There have been enough questions about this paper to
justify reservations about its reliability. But a new
study by Manhattan Institute fellow (and National Review alumnus)
Robert VerBruggen and Harvard University economist George Borjas should inspire
more. VerBruggen and Borjas argue that the previous study hadn’t sufficiently
accounted for low birth weight. The original paper’s focus on the most common
comorbidities for newborns had left out birth weights below a threshold (1,500
grams) that is strongly associated with infant mortality and below which black
babies more frequently fall. Properly accounting for this, “the influential
estimates of the impact of racial concordance on Black newborn mortality are
substantially weakened and often become both numerically close to zero and
statistically insignificant,” the researchers found. Any remaining correlation
can plausibly be chalked up to the fact that low-birth-weight babies are sent
to specialists, who are more likely to be white doctors, and who are then
associated with higher mortality rates. “Black newborns attended by White
doctors are more likely to have a vulnerability closely linked to mortality,”
as VerBruggen and Borjas put it.
Their findings do more than justify skepticism about the
original research. They should also call into question the uses to which that
research has been put. The original paper casts itself as part of a consensus
that “hospitals and other care organizations” should fight the “stereotyping
and implicit bias” that “contribute to racial and ethnic disparities in health”
by investing “in efforts to reduce such biases and explore their connection to
institutional racism.” Prioritizing a diversified medical field would also
serve this goal, hence Justice Jackson’s interest in the study.
But if an unaccounted variable, not doctors’ race, is
chiefly responsible for the slightly increased rate of infant mortality among
black newborns, these imperatives seem less relevant. “In this case, we took
another look at the data, and we found, I think, a really clear explanation”

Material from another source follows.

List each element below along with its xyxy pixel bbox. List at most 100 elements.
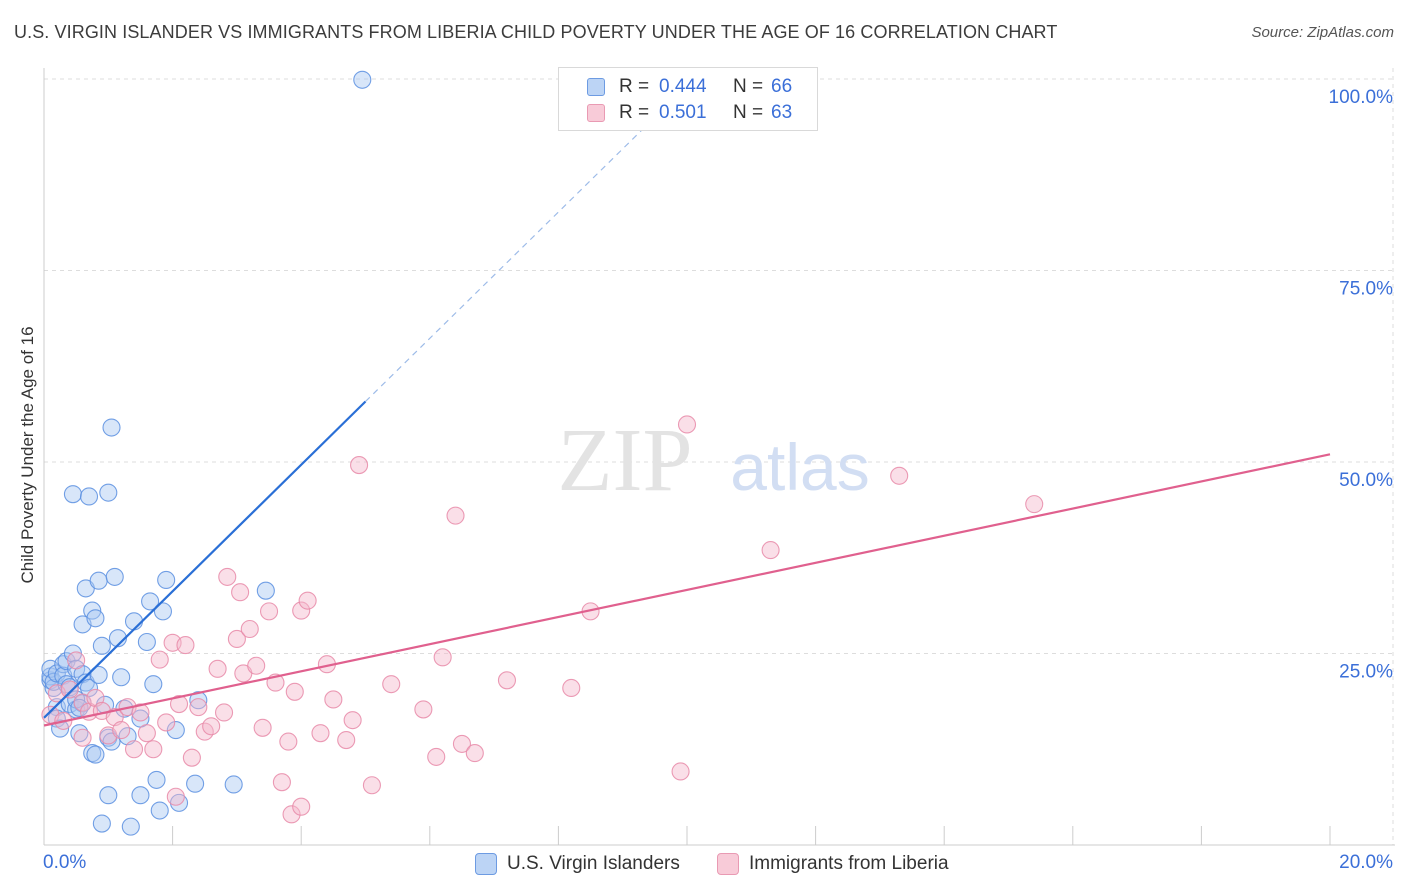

for the differences in infant mortality, VerBruggen told me. “And it’s not
something that necessarily has a whole lot of import to the affirmative-action
debate because it’s a matter of health differences as opposed to the race of a
doctor.”
This is not to dismiss the problem of low birth weights
for black newborns, a disparity that VerBruggen and Borjas acknowledge. Indeed,
VerBruggen considers it an “entirely legitimate line of research.” It is,
however, to suggest that addressing these issues through political
transformations in the medical field might not be productive. Health-care
spending in the U.S. may be growing, but resources remain finite; a dollar
spent on more DEI training is one that doesn’t go to a new incubator.
In this light, affirmative action and similar, related
programs now offered by schools that are trying to skirt or openly defy the
Court’s recent decision look, at best, like virtue-signaling. At worst, if the
goal is to provide the best possible care to patients, the de-prioritization of
merit that such programs represent is actively harmful.

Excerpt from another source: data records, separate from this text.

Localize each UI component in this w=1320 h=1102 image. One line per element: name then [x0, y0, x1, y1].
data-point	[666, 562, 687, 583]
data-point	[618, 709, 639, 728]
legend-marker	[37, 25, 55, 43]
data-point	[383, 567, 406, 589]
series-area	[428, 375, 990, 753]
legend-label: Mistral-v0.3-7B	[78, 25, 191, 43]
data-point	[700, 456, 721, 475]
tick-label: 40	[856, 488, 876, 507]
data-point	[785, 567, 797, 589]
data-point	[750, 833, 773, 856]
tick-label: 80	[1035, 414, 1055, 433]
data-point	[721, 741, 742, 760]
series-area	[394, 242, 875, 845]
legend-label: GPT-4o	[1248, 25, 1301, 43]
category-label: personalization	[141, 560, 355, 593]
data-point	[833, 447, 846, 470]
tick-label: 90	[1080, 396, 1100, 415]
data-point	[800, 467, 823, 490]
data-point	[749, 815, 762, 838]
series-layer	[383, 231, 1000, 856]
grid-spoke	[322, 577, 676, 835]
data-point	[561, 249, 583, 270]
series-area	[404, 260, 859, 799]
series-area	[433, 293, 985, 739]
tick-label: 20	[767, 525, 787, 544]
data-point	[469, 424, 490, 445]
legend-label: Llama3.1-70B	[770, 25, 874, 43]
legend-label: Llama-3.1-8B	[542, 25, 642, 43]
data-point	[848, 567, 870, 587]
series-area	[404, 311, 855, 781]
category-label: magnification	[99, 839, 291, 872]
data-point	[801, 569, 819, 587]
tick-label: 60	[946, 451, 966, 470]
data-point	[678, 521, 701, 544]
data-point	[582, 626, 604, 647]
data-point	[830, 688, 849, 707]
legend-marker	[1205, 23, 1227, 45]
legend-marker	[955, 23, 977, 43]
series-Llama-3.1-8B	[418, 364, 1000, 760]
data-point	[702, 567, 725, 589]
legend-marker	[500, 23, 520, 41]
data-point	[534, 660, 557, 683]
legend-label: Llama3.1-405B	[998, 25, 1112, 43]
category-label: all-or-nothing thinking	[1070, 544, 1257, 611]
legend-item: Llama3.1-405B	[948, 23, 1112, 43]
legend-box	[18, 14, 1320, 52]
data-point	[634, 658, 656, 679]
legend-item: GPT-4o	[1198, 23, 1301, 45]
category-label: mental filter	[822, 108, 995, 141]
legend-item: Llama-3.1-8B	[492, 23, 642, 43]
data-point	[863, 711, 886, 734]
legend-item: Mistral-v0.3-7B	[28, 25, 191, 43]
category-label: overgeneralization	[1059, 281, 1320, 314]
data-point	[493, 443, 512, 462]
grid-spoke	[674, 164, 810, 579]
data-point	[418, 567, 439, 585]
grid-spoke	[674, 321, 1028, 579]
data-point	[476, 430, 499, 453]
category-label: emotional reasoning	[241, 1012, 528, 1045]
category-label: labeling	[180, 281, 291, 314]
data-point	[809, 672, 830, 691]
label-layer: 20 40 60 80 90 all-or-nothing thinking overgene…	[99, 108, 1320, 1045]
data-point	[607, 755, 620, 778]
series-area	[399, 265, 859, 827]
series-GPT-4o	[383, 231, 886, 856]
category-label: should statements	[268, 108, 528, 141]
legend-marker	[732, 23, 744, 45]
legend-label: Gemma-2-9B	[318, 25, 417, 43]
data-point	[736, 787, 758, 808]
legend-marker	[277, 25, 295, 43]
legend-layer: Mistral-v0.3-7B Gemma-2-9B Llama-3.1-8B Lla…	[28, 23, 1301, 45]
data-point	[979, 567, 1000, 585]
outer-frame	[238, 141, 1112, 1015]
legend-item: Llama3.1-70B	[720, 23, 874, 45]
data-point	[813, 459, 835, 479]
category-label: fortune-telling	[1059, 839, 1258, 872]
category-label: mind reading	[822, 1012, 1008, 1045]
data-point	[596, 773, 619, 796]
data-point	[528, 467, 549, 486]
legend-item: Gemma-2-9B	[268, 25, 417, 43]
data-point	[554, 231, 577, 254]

The proper response to the Left’s politicization of
medicine is to drive politics as far out of medicine as possible. That will
involve political action. And it will almost certainly set Republicans (who at
this time are the only ones taking this problem seriously) against the Left. But what
may seem like a typical partisan conflict captures something bigger, and
possibly more powerful: a politics of depoliticization.
The Right often faces a disadvantage: A coalition to
reduce the importance and lower the stakes of political life can appear
outmatched by highly motivated individuals and coalitions that want to expand
the scope of politics. But if the practical risks and drawbacks of a left-wing
ideology that is infecting medicine aren’t sufficient motivation, the
heightened rancor that comes with it could rally many to the cause of keeping
politics out of the hospital.
The diagnosis is clear: As Lewis put it, a political
monomania that “was undertaken for the sake of health has become itself a new
and deadly disease.” In this case, we are the patients — and the cure.